The reason $k$-NN still earns its keep half a century after Cover and Hart's analysis is that it has been hybridised with neural networks rather than displaced by them. A modern retrieval pipeline encodes every document into a 768- or 1024-dimensional vector using a transformer trained for semantic similarity; at query time, the user's question is encoded by the same model and the top-$k$ nearest documents in that learned space are pulled back as context. The HNSW graph that performs the lookup is doing exactly what $k$-NN has always done. Memory-augmented architectures such as Memorising Transformers and Retro extend the same idea inside the model itself, allowing a network to consult an external store of past activations through what is, structurally, a $k$-NN read. Khandelwal and colleagues' kNN-LM showed that interpolating a standard language model with a $k$-NN over its own training set's hidden states improved perplexity without any additional fine-tuning. The pattern is now ubiquitous: learn an embedding with deep networks, then run $k$-NN in the embedding space.

What you should take away

The algorithm is just a vote among neighbours. Choose a distance, find the $k$ closest training points to the query, and let them decide. Classification by majority, regression by mean.

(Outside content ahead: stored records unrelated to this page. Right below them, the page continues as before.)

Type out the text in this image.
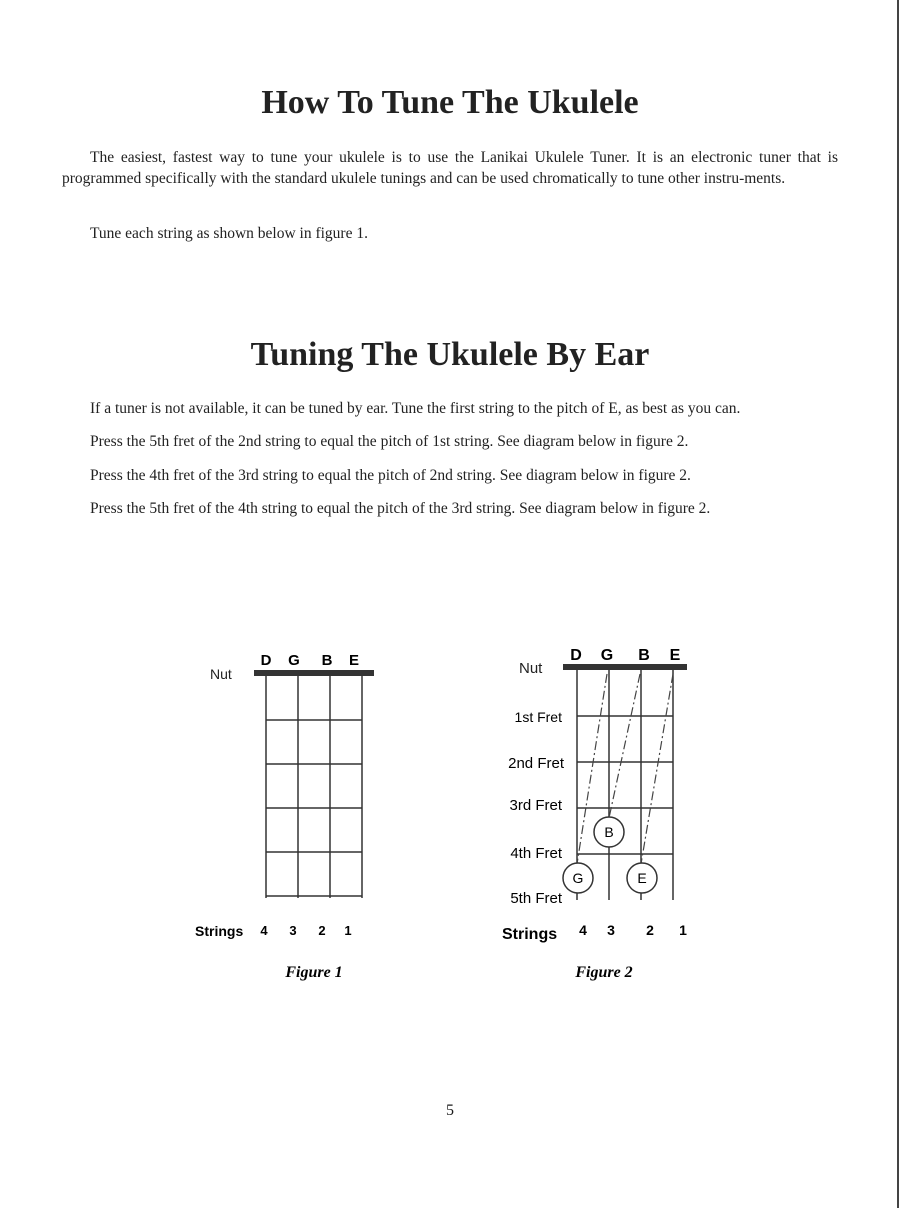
How To Tune The Ukulele

The easiest, fastest way to tune your ukulele is to use the Lanikai Ukulele Tuner. It is an electronic tuner that is programmed specifically with the standard ukulele tunings and can be used chromatically to tune other instru-ments.

Tune each string as shown below in figure 1.

Tuning The Ukulele By Ear

If a tuner is not available, it can be tuned by ear. Tune the first string to the pitch of E, as best as you can.

Press the 5th fret of the 2nd string to equal the pitch of 1st string. See diagram below in figure 2.

Press the 4th fret of the 3rd string to equal the pitch of 2nd string. See diagram below in figure 2.

Press the 5th fret of the 4th string to equal the pitch of the 3rd string. See diagram below in figure 2.

Nut
D G B E
Strings 4 3 2 1
Figure 1
Nut
D G B E
1st Fret
2nd Fret
3rd Fret
4th Fret
5th Fret
G
B
E
Strings 4 3 2 1
Figure 2
5
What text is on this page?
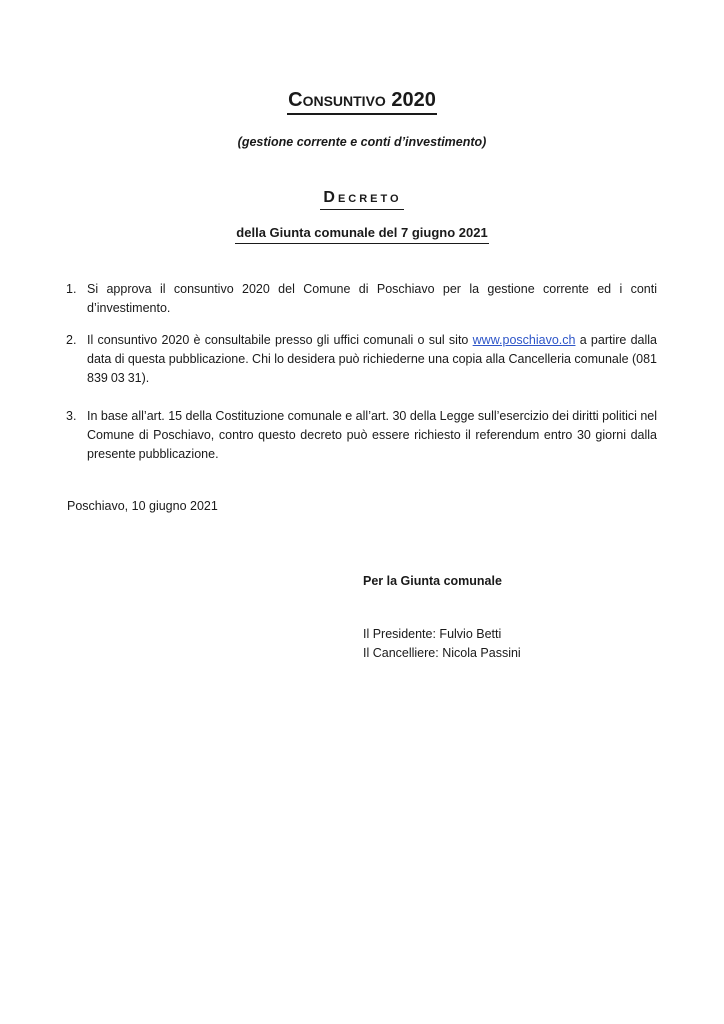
Consuntivo 2020
(gestione corrente e conti d’investimento)
Decreto
della Giunta comunale del 7 giugno 2021
1. Si approva il consuntivo 2020 del Comune di Poschiavo per la gestione corrente ed i conti d’investimento.
2. Il consuntivo 2020 è consultabile presso gli uffici comunali o sul sito www.poschiavo.ch a partire dalla data di questa pubblicazione. Chi lo desidera può richiederne una copia alla Cancelleria comunale (081 839 03 31).
3. In base all’art. 15 della Costituzione comunale e all’art. 30 della Legge sull’esercizio dei diritti politici nel Comune di Poschiavo, contro questo decreto può essere richiesto il referendum entro 30 giorni dalla presente pubblicazione.
Poschiavo, 10 giugno 2021
Per la Giunta comunale
Il Presidente: Fulvio Betti
Il Cancelliere: Nicola Passini
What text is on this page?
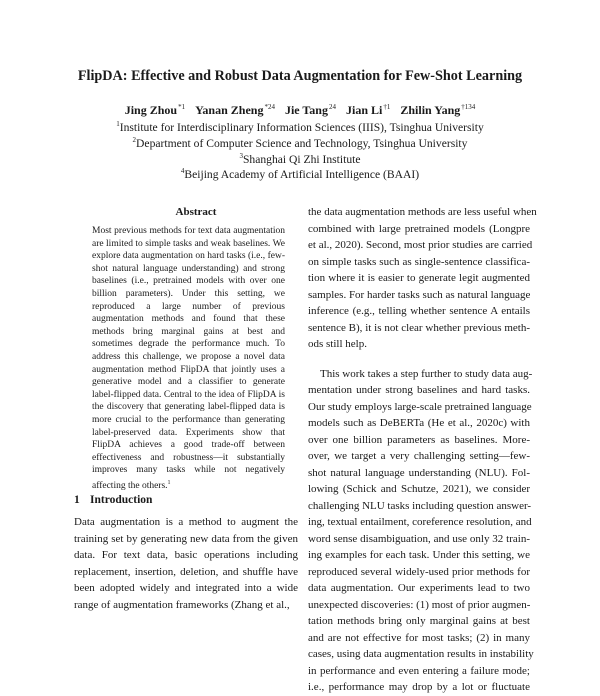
FlipDA: Effective and Robust Data Augmentation for Few-Shot Learning
Jing Zhou$^{*1}$ Yanan Zheng$^{*24}$ Jie Tang$^{24}$ Jian Li$^{\dagger 1}$ Zhilin Yang$^{\dagger 134}$
$^1$Institute for Interdisciplinary Information Sciences (IIIS), Tsinghua University
$^2$Department of Computer Science and Technology, Tsinghua University
$^3$Shanghai Qi Zhi Institute
$^4$Beijing Academy of Artificial Intelligence (BAAI)
Abstract
Most previous methods for text data augmentation are limited to simple tasks and weak baselines. We explore data augmentation on hard tasks (i.e., few-shot natural language understanding) and strong baselines (i.e., pretrained models with over one billion parameters). Under this setting, we reproduced a large number of previous augmentation methods and found that these methods bring marginal gains at best and sometimes degrade the performance much. To address this challenge, we propose a novel data augmentation method FlipDA that jointly uses a generative model and a classifier to generate label-flipped data. Central to the idea of FlipDA is the discovery that generating label-flipped data is more crucial to the performance than generating label-preserved data. Experiments show that FlipDA achieves a good trade-off between effectiveness and robustness—it substantially improves many tasks while not negatively affecting the others.$^1$
1 Introduction
Data augmentation is a method to augment the training set by generating new data from the given data. For text data, basic operations including replacement, insertion, deletion, and shuffle have been adopted widely and integrated into a wide range of augmentation frameworks (Zhang et al.,
the data augmentation methods are less useful when
combined with large pretrained models (Longpre
et al., 2020). Second, most prior studies are carried
on simple tasks such as single-sentence classifica-
tion where it is easier to generate legit augmented
samples. For harder tasks such as natural language
inference (e.g., telling whether sentence A entails
sentence B), it is not clear whether previous meth-
ods still help.
This work takes a step further to study data aug-
mentation under strong baselines and hard tasks.
Our study employs large-scale pretrained language
models such as DeBERTa (He et al., 2020c) with
over one billion parameters as baselines. More-
over, we target a very challenging setting—few-
shot natural language understanding (NLU). Fol-
lowing (Schick and Schutze, 2021), we consider
challenging NLU tasks including question answer-
ing, textual entailment, coreference resolution, and
word sense disambiguation, and use only 32 train-
ing examples for each task. Under this setting, we
reproduced several widely-used prior methods for
data augmentation. Our experiments lead to two
unexpected discoveries: (1) most of prior augmen-
tation methods bring only marginal gains at best
and are not effective for most tasks; (2) in many
cases, using data augmentation results in instability
in performance and even entering a failure mode;
i.e., performance may drop by a lot or fluctuate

The choice of $k$ is the bias–variance dial. Small $k$ overfits, large $k$ underfits, and cross-validation is the only reliable way to pick the right value for your data and your loss function.
The choice of distance and feature scaling matters more than $k$. Standardise features before computing Euclidean distances; pick cosine for sparse text; pick Mahalanobis when features have correlated scales. Get this wrong and the algorithm is silently broken.
Naive search is $O(nd)$ per query, but ANN structures rescue it. KD-trees, ball trees, LSH and HNSW reduce the cost from a full scan to a logarithmic or sub-linear lookup, and underpin every production vector database.
$k$-NN is alive in modern AI as retrieval. Lifted into a learned embedding space by a transformer, the same vote-among-neighbours procedure becomes the engine of RAG, memory-augmented models and kNN-LM. The simplest classifier in the book is also the most widely deployed.